Saturday, June 24, 2017

The World's Greatest Chocolate-Covered Pork Chops

28107111Sager, Ryan K. The World's Greatest Chocolate-Covered Pork Chops
June 20th 2017 by Disney-Hyperion
E ARC from Edelweiss Above the Treeline

Zoey is such a fantastic cook that she has people buying food from her at her family home. Her parents, Valentine and Gershwin, are jazz musicians who give her a lot of space to do her own thing, and they are willing to cosign a $50,000 loan for her with Miss Lemon so she can open her own restaurant. She goes looking for locations, only to find one in Chinatown across from her idol, Chef Kung Pao. She meets the famous chef, but he tells her she can't open up across from her, and even threatens her. She also meets with a friend and mentor, Chef Cannoli, who tells her that opening a restaurant is more about bookkeeping than cooking. Undaunted by lack of support or appropriate venue, Kacey, along with her best friend, Dallin, find an abandoned cable car and pay her friend Knuckles to fix it up and drive it. Someone is out to sabotage her as she competes for the Golden Toque, awarded by Royston Basil Boarhead. Will her fascinating food juxtapositions be enough to surmount the odds facing her?
Strengths: This had great descriptions of San Francisco, and great descriptions of food. It's over the top, of course-- no one is going to give a $50,000 loan to a child, and that's probably barely enough to open a restaurant these days. This was a fun but unlikely romp.
Weaknesses: I'm debating this one. It was too much of a suspension of disbelief for me. I almost wanted there to be magic, so it would explain how Kacey was able to do all that she did without ever going to school or her parents caring at all.
What I really think: If you have readers who like The Candy Makers, Bliss or All Four Stars, I'd buy this. I'm not sure I'll buy this, but I DO sort of want to try the chocolate covered pork chop recipe!

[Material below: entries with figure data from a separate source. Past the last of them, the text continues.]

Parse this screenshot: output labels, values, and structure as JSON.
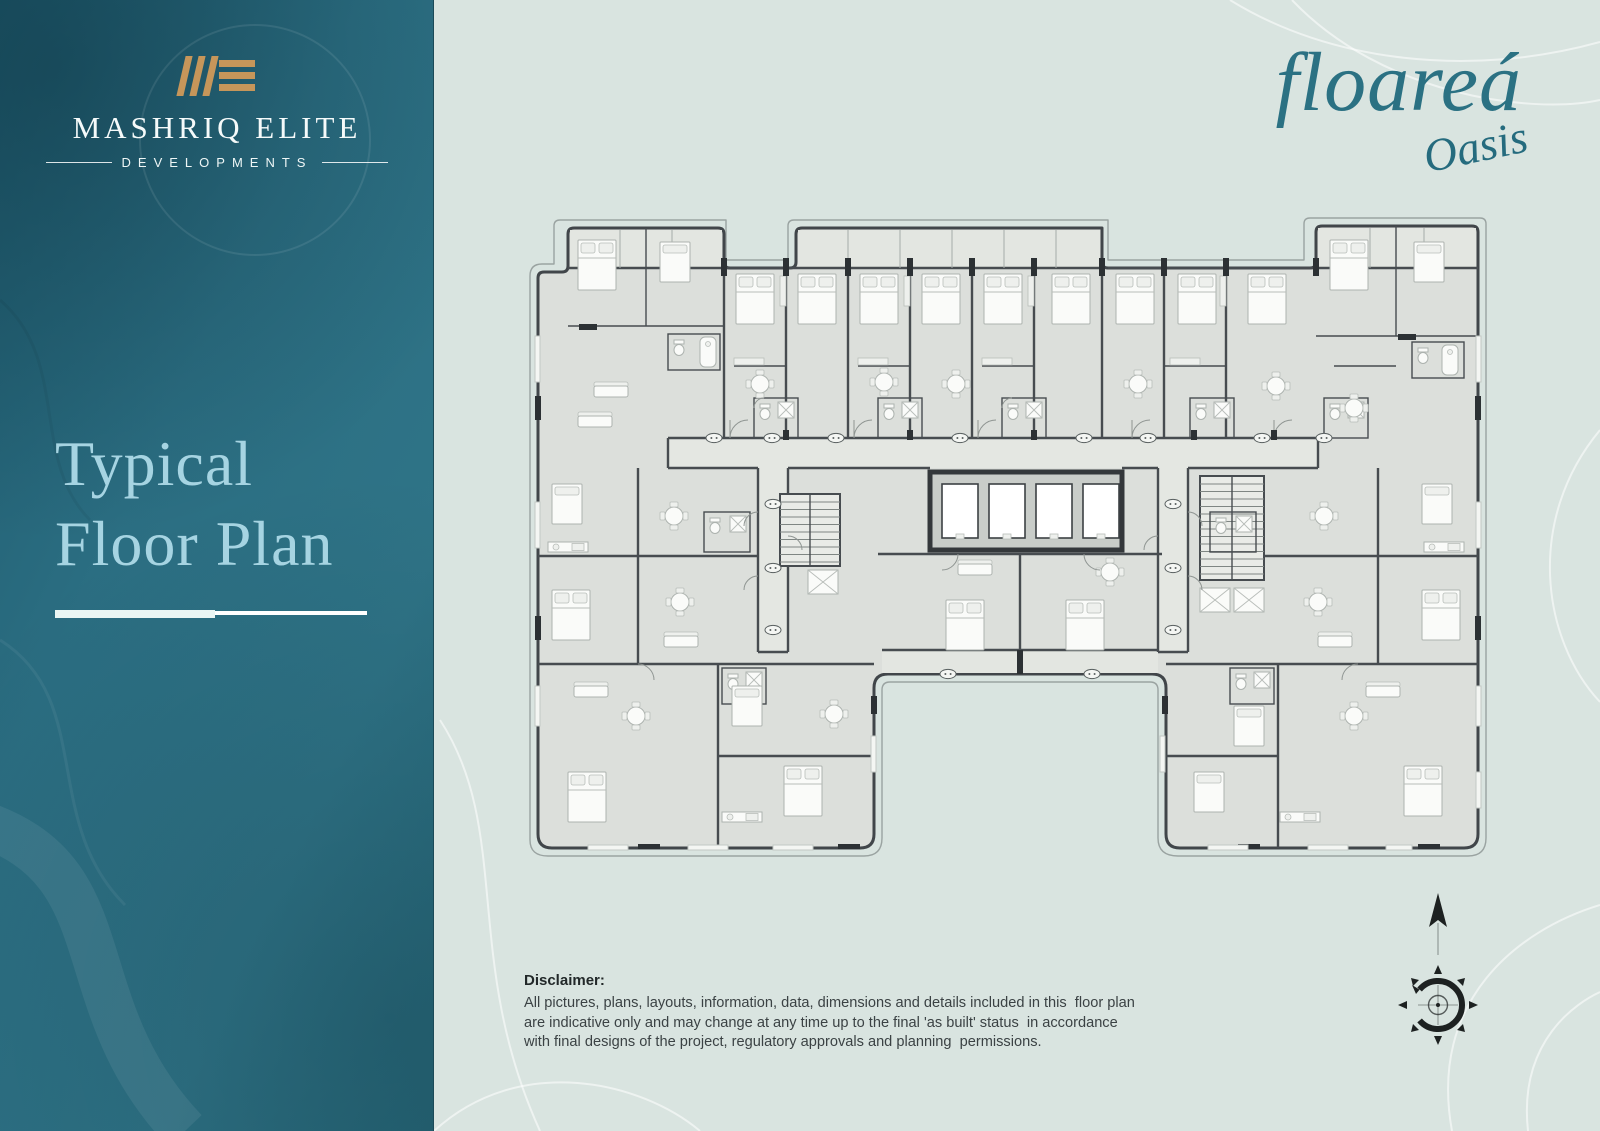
{
  "developer_logo": {
    "name": "MASHRIQ ELITE",
    "tagline": "DEVELOPMENTS",
    "monogram": "ME"
  },
  "page": {
    "title_line1": "Typical",
    "title_line2": "Floor Plan"
  },
  "project_logo": {
    "name": "floareá",
    "sub": "Oasis"
  },
  "floor_plan": {
    "kind": "residential typical floor plan drawing",
    "elevators_visible": 4,
    "stairwells_visible": 2
  },
  "disclaimer": {
    "heading": "Disclaimer:",
    "body": "All pictures, plans, layouts, information, data, dimensions and details included in this  floor plan\nare indicative only and may change at any time up to the final 'as built' status  in accordance\nwith final designs of the project, regulatory approvals and planning  permissions."
  },
  "colors": {
    "sidebar_teal": "#2e7286",
    "background_mint": "#d9e4e0",
    "logo_gold": "#c6965a",
    "title_blue": "#a6d4e2",
    "brand_teal": "#2b7183",
    "plan_wall": "#41464a",
    "plan_floor": "#dcdfdb",
    "compass_dark": "#1d2121"
  },
  "icons": {
    "monogram": "mashriq-elite-monogram-icon",
    "north_arrow": "north-arrow-icon",
    "compass": "compass-rose-icon"
  }
}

Burnham, Molly B. Teddy Mars: Almost an Outlaw
March 21st 2017 by Katherine Tegen Books
Copy provided by Young Adult Books Central

In this sequel to Teddy Mars: Almost a Record Breaker and Teddy Mars: Almost a Winner, big changes are coming to the Mars household. Ms. Mars has gotten a job as an animal control officer since Jake (the Destructor) will be heading to kindergarten. To help out with the transition over the summer, Great Aunt Ursula will be staying with the family. Teddy is not a fan of Ursula and her rules, but there is no denying that a family with seven children might need some help to adjust to this change. Teddy is concerned about having to take care of Jake, who is prone to doing things like living in the cat box or walking around in a shirt festooned with tin cans. It makes sense that his teacher assigns him to be a buddy with Jake the following year, but Teddy doesn't have to be happy about it. He does love his teacher, Ms. Raffeli, and is glad to be working on a mural project with her and his friends over the summer. Once Ursula moves in, things start to change. For one, she has a small dog named Peanut to whom Jake takes a shine. Jake also starts to weave potholders and to behave. Other siblings help out with housework and are persuaded by Ursula to give up their most annoying behaviors. It doesn't work as well with Teddy-- he and friends Lonnie and Viva are determined to break a world record even though Ursula would rather they mow the lawn or clean the basement. When Teddy's mother's job is at odds with the Grumpy Pigeon Man's pigeons, Teddy must try to look outside of himself for ways to help his friend and the pigeons for whom he cares.

Teddy is an exuberant characters with a lot of endearing qualities. He's not a bad kid, just a typical one who would rather be playing with his friends rather than doing chores. He is annoyed by his younger brother, but wants to try to help him. He's not pleased that his mother won't be at home, but is glad that she is proud of her new job, and really wants her to be happy. The other characters in the book are portrayed in a realistic fashion as well. It is  unusual to see a family with this many children in modern middle grade literature, but the realities of having a large family are sympathetically addressed.

Interspersed with Teddy's exploits are his attempts at breaking records as well as details about records that are already in the books. The Guinness Book of World Records is perennially popular with elementary and middle school students, and gives this series an additional selling point.

Like many humorous series with boys as the main character, Teddy Mars mixes the goofy with the sympathetic in a way that will appeal to readers who would be right at home at a cafeteria table with Byar's Bingo Brown, Danziger's Matthew Martin, Dowell's Phineas L. MacGuire, Harley's Charlie Bumpers or Weeks' Regular Guy.